Helpful Hints!

Miss Snark,

I've just about finished my fifth edit before sending the first chapter of my WIP to an agent. I use MSWord and the footnote feature allows me to keep track of plot elements that I worked in; things to come, references and hints about characters/situations, etc. They are visible at the bottom of each page unless they are removed or hidden.

I would think that removing these before printing is the smart bet. But, am I wrong? Most of these notes clarify the characters secrets, motivations, and plot twists (usually in 15 words or less) as they are revealed in later chapters.

What are you thoughts on this?

I think this qualifies as WTF.

Let's review the purpose of an agent reading a first chapter: can you write well; is the premise of the book interesting; and is the voice compelling? (and you need all three, not just one or two)
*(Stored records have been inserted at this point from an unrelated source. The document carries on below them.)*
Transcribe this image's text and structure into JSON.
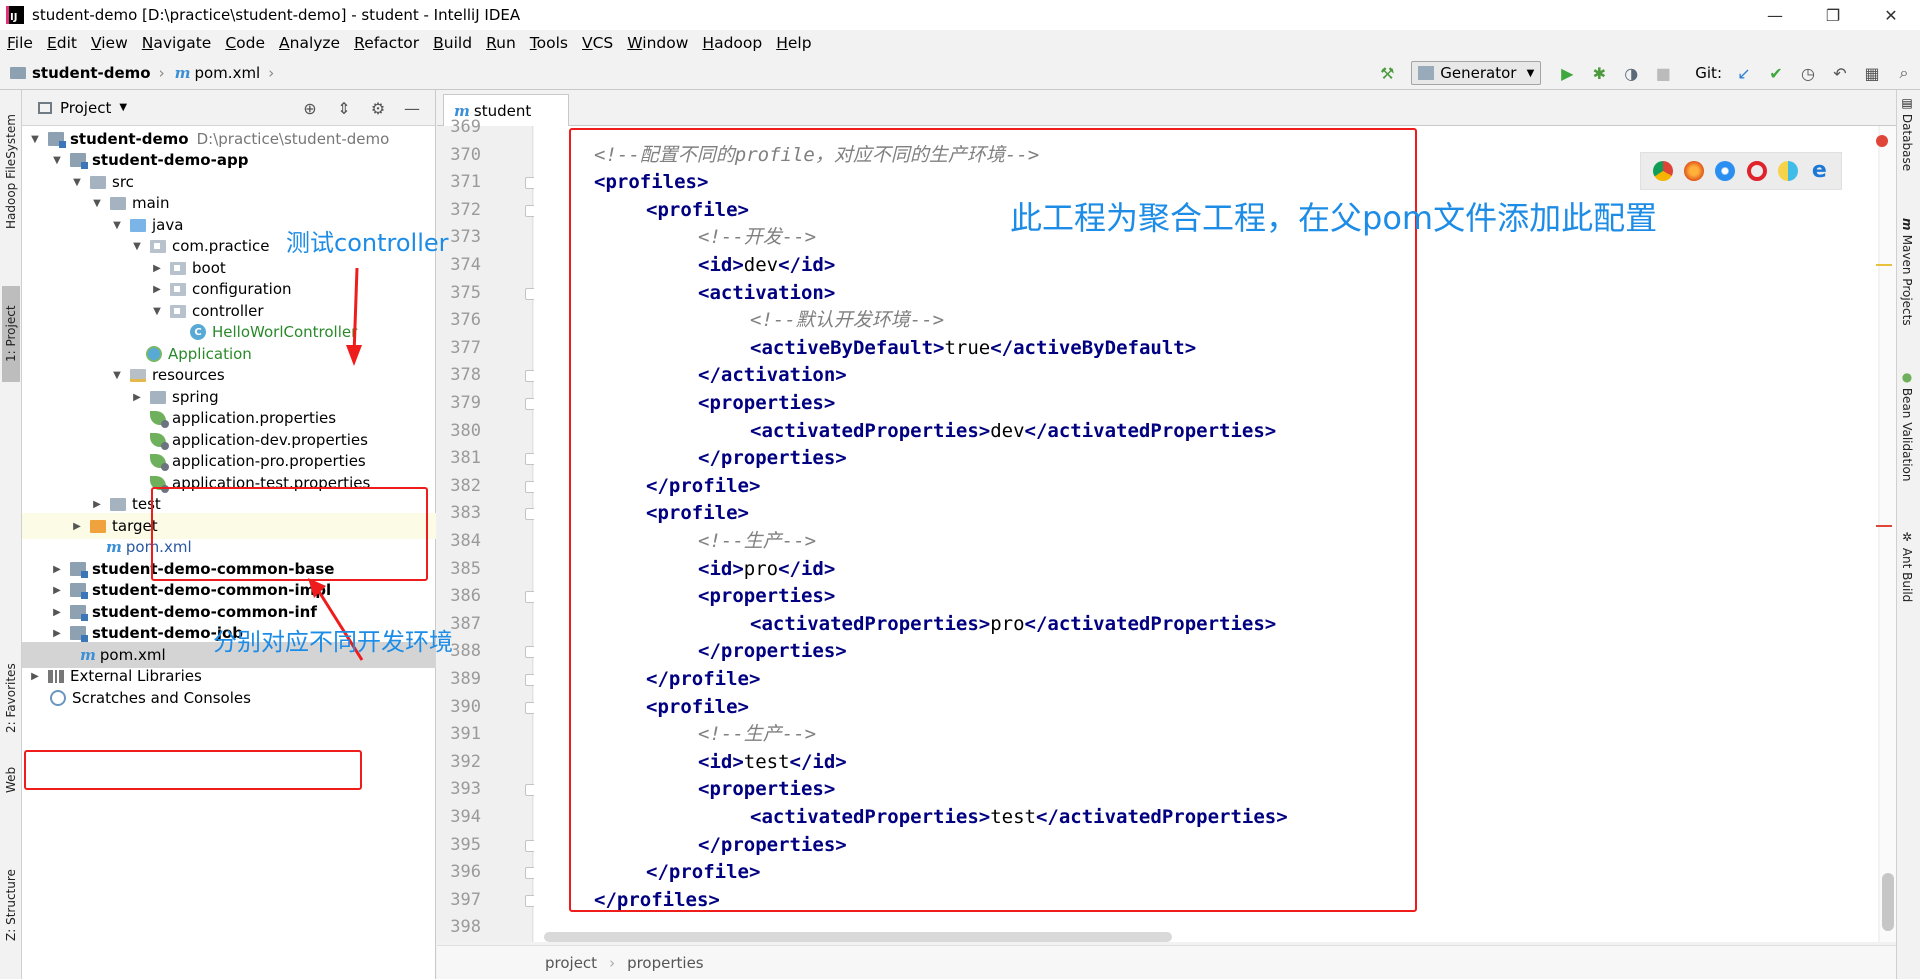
{
  "window": {
    "title": "student-demo [D:\\practice\\student-demo] - student - IntelliJ IDEA",
    "logo_text": "IJ",
    "minimize_glyph": "—",
    "maximize_glyph": "❐",
    "close_glyph": "✕"
  },
  "menu": [
    "File",
    "Edit",
    "View",
    "Navigate",
    "Code",
    "Analyze",
    "Refactor",
    "Build",
    "Run",
    "Tools",
    "VCS",
    "Window",
    "Hadoop",
    "Help"
  ],
  "breadcrumb": {
    "project": "student-demo",
    "file": "pom.xml",
    "file_icon": "m"
  },
  "toolbar": {
    "run_config": "Generator",
    "git_label": "Git:",
    "icons": [
      "hammer-icon",
      "run-icon",
      "debug-icon",
      "coverage-icon",
      "stop-icon",
      "vcs-update-icon",
      "vcs-commit-icon",
      "history-icon",
      "revert-icon",
      "project-structure-icon",
      "search-icon"
    ]
  },
  "left_tabs": {
    "hadoop": "Hadoop FileSystem",
    "project": "1: Project",
    "favorites": "2: Favorites",
    "web": "Web",
    "structure": "Z: Structure"
  },
  "right_tabs": {
    "database": "Database",
    "maven": "Maven Projects",
    "bean": "Bean Validation",
    "ant": "Ant Build"
  },
  "project_panel": {
    "title": "Project",
    "tree": [
      {
        "label": "student-demo",
        "hint": "D:\\practice\\student-demo"
      },
      {
        "label": "student-demo-app"
      },
      {
        "label": "src"
      },
      {
        "label": "main"
      },
      {
        "label": "java"
      },
      {
        "label": "com.practice"
      },
      {
        "label": "boot"
      },
      {
        "label": "configuration"
      },
      {
        "label": "controller"
      },
      {
        "label": "HelloWorlController"
      },
      {
        "label": "Application"
      },
      {
        "label": "resources"
      },
      {
        "label": "spring"
      },
      {
        "label": "application.properties"
      },
      {
        "label": "application-dev.properties"
      },
      {
        "label": "application-pro.properties"
      },
      {
        "label": "application-test.properties"
      },
      {
        "label": "test"
      },
      {
        "label": "target"
      },
      {
        "label": "pom.xml"
      },
      {
        "label": "student-demo-common-base"
      },
      {
        "label": "student-demo-common-impl"
      },
      {
        "label": "student-demo-common-inf"
      },
      {
        "label": "student-demo-job"
      },
      {
        "label": "pom.xml"
      },
      {
        "label": "External Libraries"
      },
      {
        "label": "Scratches and Consoles"
      }
    ]
  },
  "editor": {
    "tab": "student",
    "line_numbers": [
      "369",
      "370",
      "371",
      "372",
      "373",
      "374",
      "375",
      "376",
      "377",
      "378",
      "379",
      "380",
      "381",
      "382",
      "383",
      "384",
      "385",
      "386",
      "387",
      "388",
      "389",
      "390",
      "391",
      "392",
      "393",
      "394",
      "395",
      "396",
      "397",
      "398"
    ],
    "lines": [
      [],
      [
        [
          "cmt",
          "<!--配置不同的profile，对应不同的生产环境-->"
        ]
      ],
      [
        [
          "tag",
          "<profiles>"
        ]
      ],
      [
        [
          "tag",
          "<profile>"
        ]
      ],
      [
        [
          "cmt",
          "<!--开发-->"
        ]
      ],
      [
        [
          "tag",
          "<id>"
        ],
        [
          "txt",
          "dev"
        ],
        [
          "tag",
          "</id>"
        ]
      ],
      [
        [
          "tag",
          "<activation>"
        ]
      ],
      [
        [
          "cmt",
          "<!--默认开发环境-->"
        ]
      ],
      [
        [
          "tag",
          "<activeByDefault>"
        ],
        [
          "txt",
          "true"
        ],
        [
          "tag",
          "</activeByDefault>"
        ]
      ],
      [
        [
          "tag",
          "</activation>"
        ]
      ],
      [
        [
          "tag",
          "<properties>"
        ]
      ],
      [
        [
          "tag",
          "<activatedProperties>"
        ],
        [
          "txt",
          "dev"
        ],
        [
          "tag",
          "</activatedProperties>"
        ]
      ],
      [
        [
          "tag",
          "</properties>"
        ]
      ],
      [
        [
          "tag",
          "</profile>"
        ]
      ],
      [
        [
          "tag",
          "<profile>"
        ]
      ],
      [
        [
          "cmt",
          "<!--生产-->"
        ]
      ],
      [
        [
          "tag",
          "<id>"
        ],
        [
          "txt",
          "pro"
        ],
        [
          "tag",
          "</id>"
        ]
      ],
      [
        [
          "tag",
          "<properties>"
        ]
      ],
      [
        [
          "tag",
          "<activatedProperties>"
        ],
        [
          "txt",
          "pro"
        ],
        [
          "tag",
          "</activatedProperties>"
        ]
      ],
      [
        [
          "tag",
          "</properties>"
        ]
      ],
      [
        [
          "tag",
          "</profile>"
        ]
      ],
      [
        [
          "tag",
          "<profile>"
        ]
      ],
      [
        [
          "cmt",
          "<!--生产-->"
        ]
      ],
      [
        [
          "tag",
          "<id>"
        ],
        [
          "txt",
          "test"
        ],
        [
          "tag",
          "</id>"
        ]
      ],
      [
        [
          "tag",
          "<properties>"
        ]
      ],
      [
        [
          "tag",
          "<activatedProperties>"
        ],
        [
          "txt",
          "test"
        ],
        [
          "tag",
          "</activatedProperties>"
        ]
      ],
      [
        [
          "tag",
          "</properties>"
        ]
      ],
      [
        [
          "tag",
          "</profile>"
        ]
      ],
      [
        [
          "tag",
          "</profiles>"
        ]
      ],
      []
    ]
  },
  "annotations": {
    "controller_note": "测试controller",
    "env_note": "分别对应不同开发环境",
    "aggregate_note": "此工程为聚合工程，在父pom文件添加此配置"
  },
  "editor_breadcrumb": [
    "project",
    "properties"
  ],
  "colors": {
    "annotation_blue": "#1d8ce6",
    "highlight_red": "#ef1c1c",
    "tag_navy": "#000080",
    "comment_gray": "#808080"
  }
}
Inserting footnotes that are the equivalent of "Felix Buttonweazer's motivation for sneering at Miss Snark is revealed in chapter three" is idiotic UNLESS it's an actual part of the book. Why? Cause an agent WILL assume it's part of the book! We don't read your novels with Cliffs Notes in any form. That comes much letter when you are part of the canon, not fodder for the clue cannon.

Don't do this.


Christopher M. Park said...

Not to be snarky, but in all seriousness: if you feel like an editor won't "get it" from your writing alone, or won't be sufficiently interested, you need to take another look at that writing. Really.

Best of luck,

Anonymous said...

I am sure there is a writer out there who is going to push the limit and this will be a break out book (published with the side bar notes and all)

Unknown said...

No comment about if it is a WIP - why is it being submitted to an agent?

David Isaak said...

Unless, of course, you're doing one of those postmodern things (dog help us) and really think the footnotes are part of the book in some hypertexty kind of way...
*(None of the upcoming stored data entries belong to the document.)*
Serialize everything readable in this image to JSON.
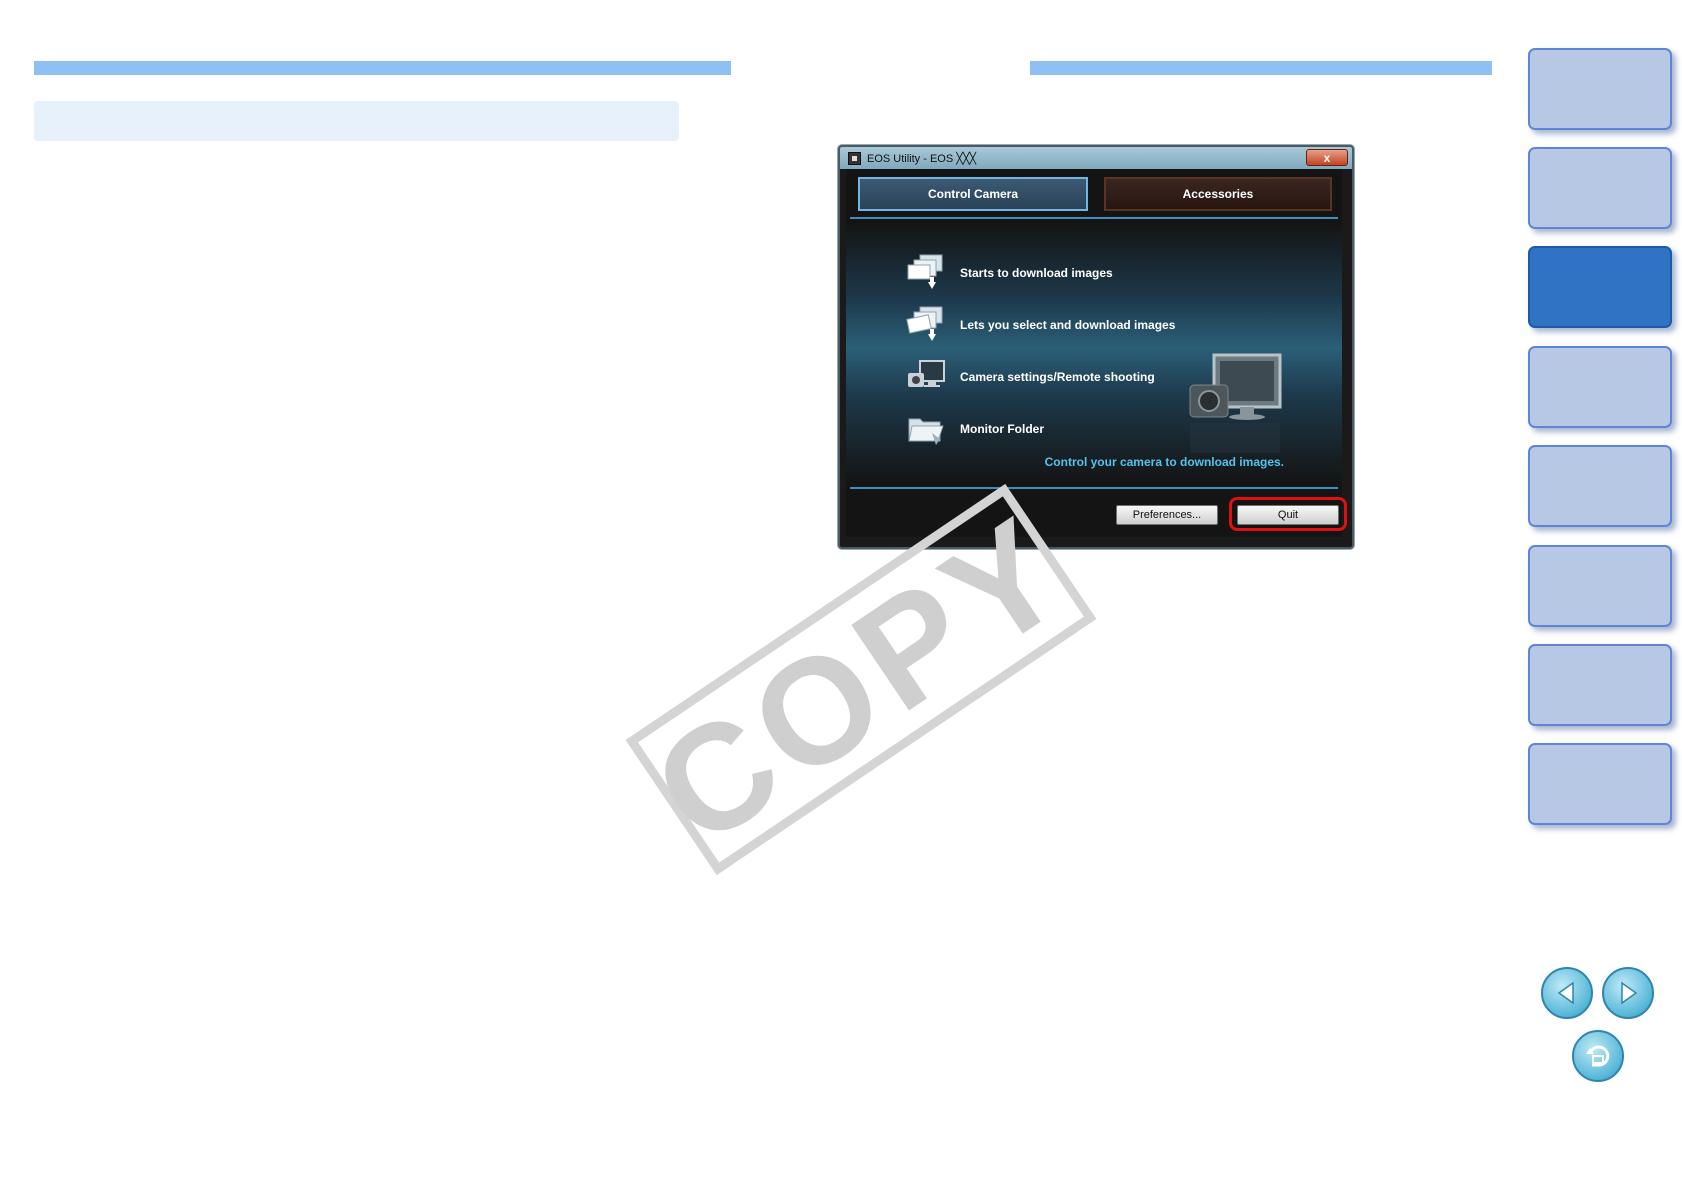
{
  "dialog": {
    "title": "EOS Utility - EOS ╳╳╳",
    "close_label": "x",
    "tabs": [
      {
        "label": "Control Camera"
      },
      {
        "label": "Accessories"
      }
    ],
    "menu_items": [
      {
        "label": "Starts to download images",
        "icon": "download-images-icon"
      },
      {
        "label": "Lets you select and download images",
        "icon": "select-download-icon"
      },
      {
        "label": "Camera settings/Remote shooting",
        "icon": "camera-monitor-icon"
      },
      {
        "label": "Monitor Folder",
        "icon": "monitor-folder-icon"
      }
    ],
    "hint": "Control your camera to download images.",
    "buttons": {
      "preferences": "Preferences...",
      "quit": "Quit"
    }
  },
  "watermark": "COPY",
  "colors": {
    "header_bar": "#8ec0f4",
    "section_box": "#e6f1fc",
    "side_tab": "#b7c8e4",
    "side_tab_active": "#2e73c4",
    "hint_text": "#55c3ee",
    "quit_highlight": "#e01010"
  },
  "side_tabs": {
    "count": 8,
    "active_index": 2
  },
  "nav": {
    "prev_icon": "left-arrow-icon",
    "next_icon": "right-arrow-icon",
    "return_icon": "return-icon"
  }
}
In fact, such a thing might make a mediocre novel seem artsy. If you don't get nibbles from agents without the footnotes, try sending it out to a few select agents (find out who handles David Foster Wallace and Dave Eggers) with the footnotes.

Anonymous said...

This question actually came about by accident. I sent out the first three chapters (reworked again) to my beta readers and noticed I had not removed the footnotes before printing. I gave them to the beta readers as they were and wondered: ‘What if I hadn’t caught that? What if I had been in a hurry, stuffed them in an envelope, and mailed it out to an agent?’

Hence, the question was asked.

It had nothing to do with artistic expression or other intelligent reasoning. It was a simple ‘f*uck up’ and I thought Ms. Snark would enjoy another gin and flaming hair moment.. :D

Kerry Allen said...

Jonathan Stroud uses footnotes in the Bartimaeus Trilogy, but they're asides from one of the characters (often riotously funny), not the writer's explanation of what the reader is supposed to get from the text and obviously isn't.
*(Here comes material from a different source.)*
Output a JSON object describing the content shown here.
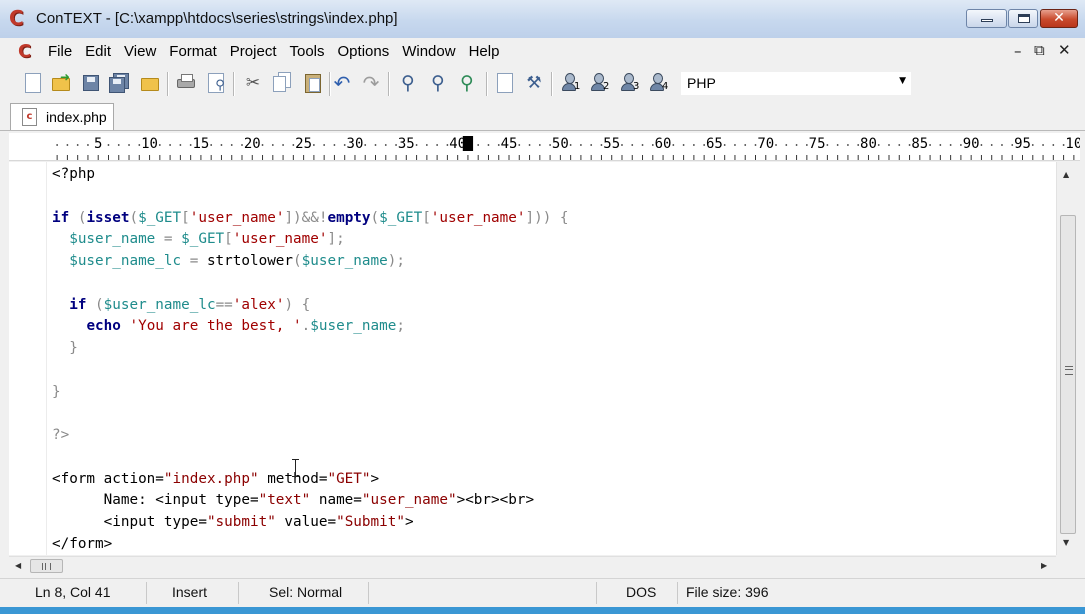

Unless you're so wicked clever that your footnotes are gems themselves, never ever yank a reader out of your story to look at something else. They might not go back...

Kim said...

Wouldn't the synopsis be the place to explain out all of the twists and turns? And shouldn't the first chapter (or first 3 chapters) be enticing enough to make an agent want to read more?

Footnotes annoy me - I have a copy of War of the Worlds with footnotes and, I kid you not, they explain things like shrub* and below it says "shrub is another word for bush" Grrr...

Unknown said...

I'm wanting to know why you're sending parts of an unfinished WIP to agents.

Agents don't want WIP. They want FINISHED PRODUCTS. Nitwit.

hplgphr - help that gopher!

Christine said...

Unless your name is Jonathan Stroud and your footnotes are the thoughts of a supernatural creature and really, really funny.

Anonymous said...

Regardless of nitwit or no, I lurrve the idea of using footnotes for my own reference. Good idear!

Anonymous said...

heather said:
I'm wanting to know why you're sending parts of an unfinished WIP to agents.

Agents don't want WIP. They want FINISHED PRODUCTS. Nitwit.

I can give you a simple answer for that, heather:

Until I edit and polish the MS to the point I'm satisfied it is the best possible work, I consider it a WIP. All 25 chapters. I'm reaching this point on the 5th edit.

If you consider a WIP as an unedited, unpolished work, that's your definition; not mine.

And note: There are agents on my list who specifically ask for the first 5 pages or full 1st chapter with a query. Ms. Snark has pointed out on the crapometer that query letters are not always the best. Pages say a lot more, so if an agent is asking for them, up front, I'm going to consider them first.

Anonymous said...

Wait a minute, wait a minute. You're sending the revised first chapter of a Work In Progress? You mean the book isn't finished?
Halt. Don't send it to an agent until it's done, is what I've always heard.

Twill said...

Interesting to see such different definitions of WIP. Maybe we should institute a new acronym "WIR" for "Work in Revision"?

"WIR" would be for rewrites or polishes after the third full draft, especially if the revisions in question were requested by an editor or agent (even a good freelance editor).